K. 528

Scena pour soprano, « Bella mia fiamma… Resta, o cara » (ut majeur), K. 528

볼프강 아마데우스 모차르트 작

Silverpoint drawing of Mozart by Dora Stock, 1789
Mozart, silverpoint by Dora Stock, 1789 — last authenticated portrait

Bella mia fiamma… Resta, o cara (K. 528) de Mozart est une scena de concert indépendante pour soprano et orchestre, achevée à Prague le 3 novembre 1787. Écrite pour la virtuose Josepha Dušek, elle condense le drame lyrique en une forme ramassée en deux volets — récitatif puis vaste aria redoutable — et compte parmi les pages les plus fouillées de Mozart dans ce genre.

Origines et contexte

Mozart composa Bella mia fiamma… Resta, o cara à Prague — un moment particulièrement chargé dans sa carrière, quelques jours seulement après la création pragoise triomphale de Don Giovanni le 29 octobre 1787. L’autographe est daté du 3 novembre 1787, ce qui ancre solidement l’œuvre dans ce séjour pragois resté célèbre. [1]

La scena fut écrite pour Josepha Dušek (Josefína Dušková), soprano bohémienne et proche amie de Mozart, qui — avec son mari, le compositeur František Xaver Dušek — appartenait au cercle musical qui l’accueillit à Prague. Les sources l’identifient constamment comme dédicataire et première interprète, et les notices de référence modernes considèrent l’œuvre comme l’une des grandes arie de concert « sur mesure » de la maturité mozartienne. [2]

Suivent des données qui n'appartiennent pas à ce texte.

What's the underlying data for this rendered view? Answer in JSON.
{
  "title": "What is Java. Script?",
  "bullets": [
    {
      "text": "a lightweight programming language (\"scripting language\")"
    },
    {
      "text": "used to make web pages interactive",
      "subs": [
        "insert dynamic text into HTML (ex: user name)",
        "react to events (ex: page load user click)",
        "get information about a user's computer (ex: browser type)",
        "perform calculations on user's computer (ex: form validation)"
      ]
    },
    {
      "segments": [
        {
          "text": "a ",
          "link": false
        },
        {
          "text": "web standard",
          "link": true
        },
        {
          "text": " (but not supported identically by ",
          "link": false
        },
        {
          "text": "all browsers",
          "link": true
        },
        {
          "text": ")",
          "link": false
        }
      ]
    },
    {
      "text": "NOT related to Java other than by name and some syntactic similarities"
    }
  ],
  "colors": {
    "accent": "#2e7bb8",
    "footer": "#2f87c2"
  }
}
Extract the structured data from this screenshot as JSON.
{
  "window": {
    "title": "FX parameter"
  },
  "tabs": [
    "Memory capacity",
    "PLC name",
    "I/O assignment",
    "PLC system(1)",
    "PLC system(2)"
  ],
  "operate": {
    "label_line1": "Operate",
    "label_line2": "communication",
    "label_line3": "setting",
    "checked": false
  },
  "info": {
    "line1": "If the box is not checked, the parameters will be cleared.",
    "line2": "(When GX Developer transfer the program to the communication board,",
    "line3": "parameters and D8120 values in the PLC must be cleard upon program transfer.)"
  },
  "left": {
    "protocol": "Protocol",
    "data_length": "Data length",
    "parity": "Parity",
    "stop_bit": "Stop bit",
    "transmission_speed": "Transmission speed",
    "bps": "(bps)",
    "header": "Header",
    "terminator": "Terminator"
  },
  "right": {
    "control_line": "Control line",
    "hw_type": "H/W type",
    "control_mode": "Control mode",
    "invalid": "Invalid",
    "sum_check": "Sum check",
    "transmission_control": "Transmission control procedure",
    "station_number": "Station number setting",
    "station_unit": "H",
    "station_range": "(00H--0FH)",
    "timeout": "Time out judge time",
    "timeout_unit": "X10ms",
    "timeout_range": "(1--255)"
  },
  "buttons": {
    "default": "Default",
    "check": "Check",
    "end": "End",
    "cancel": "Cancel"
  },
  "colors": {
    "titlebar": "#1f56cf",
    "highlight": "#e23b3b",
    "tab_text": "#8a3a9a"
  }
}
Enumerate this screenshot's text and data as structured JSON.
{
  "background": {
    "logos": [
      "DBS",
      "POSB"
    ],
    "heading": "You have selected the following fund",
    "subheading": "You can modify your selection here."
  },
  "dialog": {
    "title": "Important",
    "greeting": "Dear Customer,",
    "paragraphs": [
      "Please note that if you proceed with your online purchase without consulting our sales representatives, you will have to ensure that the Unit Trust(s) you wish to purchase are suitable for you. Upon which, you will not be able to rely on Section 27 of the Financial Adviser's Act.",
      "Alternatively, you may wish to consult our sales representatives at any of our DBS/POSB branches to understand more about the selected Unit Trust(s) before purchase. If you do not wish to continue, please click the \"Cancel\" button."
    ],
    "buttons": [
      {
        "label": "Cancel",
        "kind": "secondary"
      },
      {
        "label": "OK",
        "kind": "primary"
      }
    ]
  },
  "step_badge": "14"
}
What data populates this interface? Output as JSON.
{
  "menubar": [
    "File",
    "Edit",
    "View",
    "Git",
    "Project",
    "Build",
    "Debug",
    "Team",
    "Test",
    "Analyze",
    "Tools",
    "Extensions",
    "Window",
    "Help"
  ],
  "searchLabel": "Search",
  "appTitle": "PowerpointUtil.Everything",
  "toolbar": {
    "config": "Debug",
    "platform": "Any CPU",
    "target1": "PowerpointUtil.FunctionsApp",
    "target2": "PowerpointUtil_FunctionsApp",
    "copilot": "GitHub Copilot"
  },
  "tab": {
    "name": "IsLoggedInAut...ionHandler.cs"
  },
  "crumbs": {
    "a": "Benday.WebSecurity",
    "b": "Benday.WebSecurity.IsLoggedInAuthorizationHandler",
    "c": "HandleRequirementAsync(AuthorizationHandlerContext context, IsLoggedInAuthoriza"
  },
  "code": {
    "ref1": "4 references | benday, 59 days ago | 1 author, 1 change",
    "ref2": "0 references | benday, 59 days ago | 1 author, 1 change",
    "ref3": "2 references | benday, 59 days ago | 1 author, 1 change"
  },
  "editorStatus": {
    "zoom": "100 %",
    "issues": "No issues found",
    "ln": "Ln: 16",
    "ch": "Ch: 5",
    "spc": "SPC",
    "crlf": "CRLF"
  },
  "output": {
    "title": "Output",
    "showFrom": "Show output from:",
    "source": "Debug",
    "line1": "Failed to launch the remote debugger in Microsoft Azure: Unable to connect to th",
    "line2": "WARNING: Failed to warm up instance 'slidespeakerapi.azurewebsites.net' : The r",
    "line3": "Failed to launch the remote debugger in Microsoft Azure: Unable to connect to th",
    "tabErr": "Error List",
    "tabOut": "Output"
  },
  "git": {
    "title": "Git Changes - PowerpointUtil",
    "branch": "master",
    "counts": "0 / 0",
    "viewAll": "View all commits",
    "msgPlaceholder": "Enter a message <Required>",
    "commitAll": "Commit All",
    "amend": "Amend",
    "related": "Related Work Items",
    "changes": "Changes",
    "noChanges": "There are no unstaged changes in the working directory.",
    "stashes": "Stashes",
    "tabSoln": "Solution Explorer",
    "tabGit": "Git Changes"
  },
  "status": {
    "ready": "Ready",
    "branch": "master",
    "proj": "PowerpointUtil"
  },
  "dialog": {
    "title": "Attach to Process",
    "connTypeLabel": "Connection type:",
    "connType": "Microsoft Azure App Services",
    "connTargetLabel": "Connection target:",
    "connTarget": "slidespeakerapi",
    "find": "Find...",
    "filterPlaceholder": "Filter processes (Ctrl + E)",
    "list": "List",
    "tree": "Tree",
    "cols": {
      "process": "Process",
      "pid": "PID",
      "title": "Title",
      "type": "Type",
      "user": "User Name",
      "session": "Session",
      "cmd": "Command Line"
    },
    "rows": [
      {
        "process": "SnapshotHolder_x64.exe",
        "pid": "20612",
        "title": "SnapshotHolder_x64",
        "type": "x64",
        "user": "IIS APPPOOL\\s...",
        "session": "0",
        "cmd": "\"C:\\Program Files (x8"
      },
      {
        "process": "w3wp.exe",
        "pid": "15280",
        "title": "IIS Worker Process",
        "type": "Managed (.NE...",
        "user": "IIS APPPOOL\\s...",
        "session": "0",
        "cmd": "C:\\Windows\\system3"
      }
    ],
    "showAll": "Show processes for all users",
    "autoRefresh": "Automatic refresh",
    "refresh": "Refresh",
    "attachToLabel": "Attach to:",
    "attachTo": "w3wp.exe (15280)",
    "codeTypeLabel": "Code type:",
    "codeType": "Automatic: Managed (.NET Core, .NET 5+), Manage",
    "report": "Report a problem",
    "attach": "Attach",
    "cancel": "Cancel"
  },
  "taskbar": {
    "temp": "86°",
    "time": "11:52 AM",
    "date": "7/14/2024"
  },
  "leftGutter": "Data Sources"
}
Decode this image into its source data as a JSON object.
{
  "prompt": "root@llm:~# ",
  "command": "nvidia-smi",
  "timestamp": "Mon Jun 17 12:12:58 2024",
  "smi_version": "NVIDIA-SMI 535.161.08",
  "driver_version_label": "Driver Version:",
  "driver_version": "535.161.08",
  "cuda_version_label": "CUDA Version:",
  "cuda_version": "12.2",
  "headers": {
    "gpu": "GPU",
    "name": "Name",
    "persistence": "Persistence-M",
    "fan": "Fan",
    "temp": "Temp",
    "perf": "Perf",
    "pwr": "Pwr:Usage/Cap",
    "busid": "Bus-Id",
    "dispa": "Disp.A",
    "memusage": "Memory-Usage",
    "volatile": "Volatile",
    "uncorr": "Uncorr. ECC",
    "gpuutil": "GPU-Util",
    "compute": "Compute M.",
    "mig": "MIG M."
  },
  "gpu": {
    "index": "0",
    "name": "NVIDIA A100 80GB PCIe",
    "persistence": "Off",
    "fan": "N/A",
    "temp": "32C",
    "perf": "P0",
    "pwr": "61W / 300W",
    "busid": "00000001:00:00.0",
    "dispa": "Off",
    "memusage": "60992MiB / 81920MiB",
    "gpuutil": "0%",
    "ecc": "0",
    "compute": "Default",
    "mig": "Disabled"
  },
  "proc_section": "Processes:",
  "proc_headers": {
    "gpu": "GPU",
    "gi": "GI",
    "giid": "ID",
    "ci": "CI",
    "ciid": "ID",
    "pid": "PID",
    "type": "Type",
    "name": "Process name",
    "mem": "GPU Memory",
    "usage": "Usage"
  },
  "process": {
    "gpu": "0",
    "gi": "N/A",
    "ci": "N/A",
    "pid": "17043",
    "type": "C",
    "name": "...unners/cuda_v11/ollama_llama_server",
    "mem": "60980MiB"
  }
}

En tant qu’aria de concert (plutôt qu’un numéro extrait d’un opéra mis en scène), la K. 528 occupe une place à part dans le catalogue de Mozart : c’est une musique théâtrale pensée pour la salle de concert, où une seule chanteuse doit faire naître personnage, situation et trajectoire émotionnelle sans costumes ni partenaires de scène. Cette alliance — intensité opératique dans des conditions proches du récital — explique précisément pourquoi la pièce est restée au répertoire des sopranos les plus ambitieuses.

Texte et composition

Le texte, en italien, propose un drame en format réduit : un récitatif d’ouverture (« Bella mia fiamma, addio… Non piacque al cielo… »), suivi de l’aria proprement dite (« Resta, o cara »), où la voix oscille entre adieu, protestation et, pour finir, soumission à l’acerba morte (mort amère). Les catalogues modernes décrivent l’œuvre comme un récitatif suivi d’une aria de type rondo en ut majeur, en référence à l’architecture ample de la seconde partie, fondée sur le retour. [1]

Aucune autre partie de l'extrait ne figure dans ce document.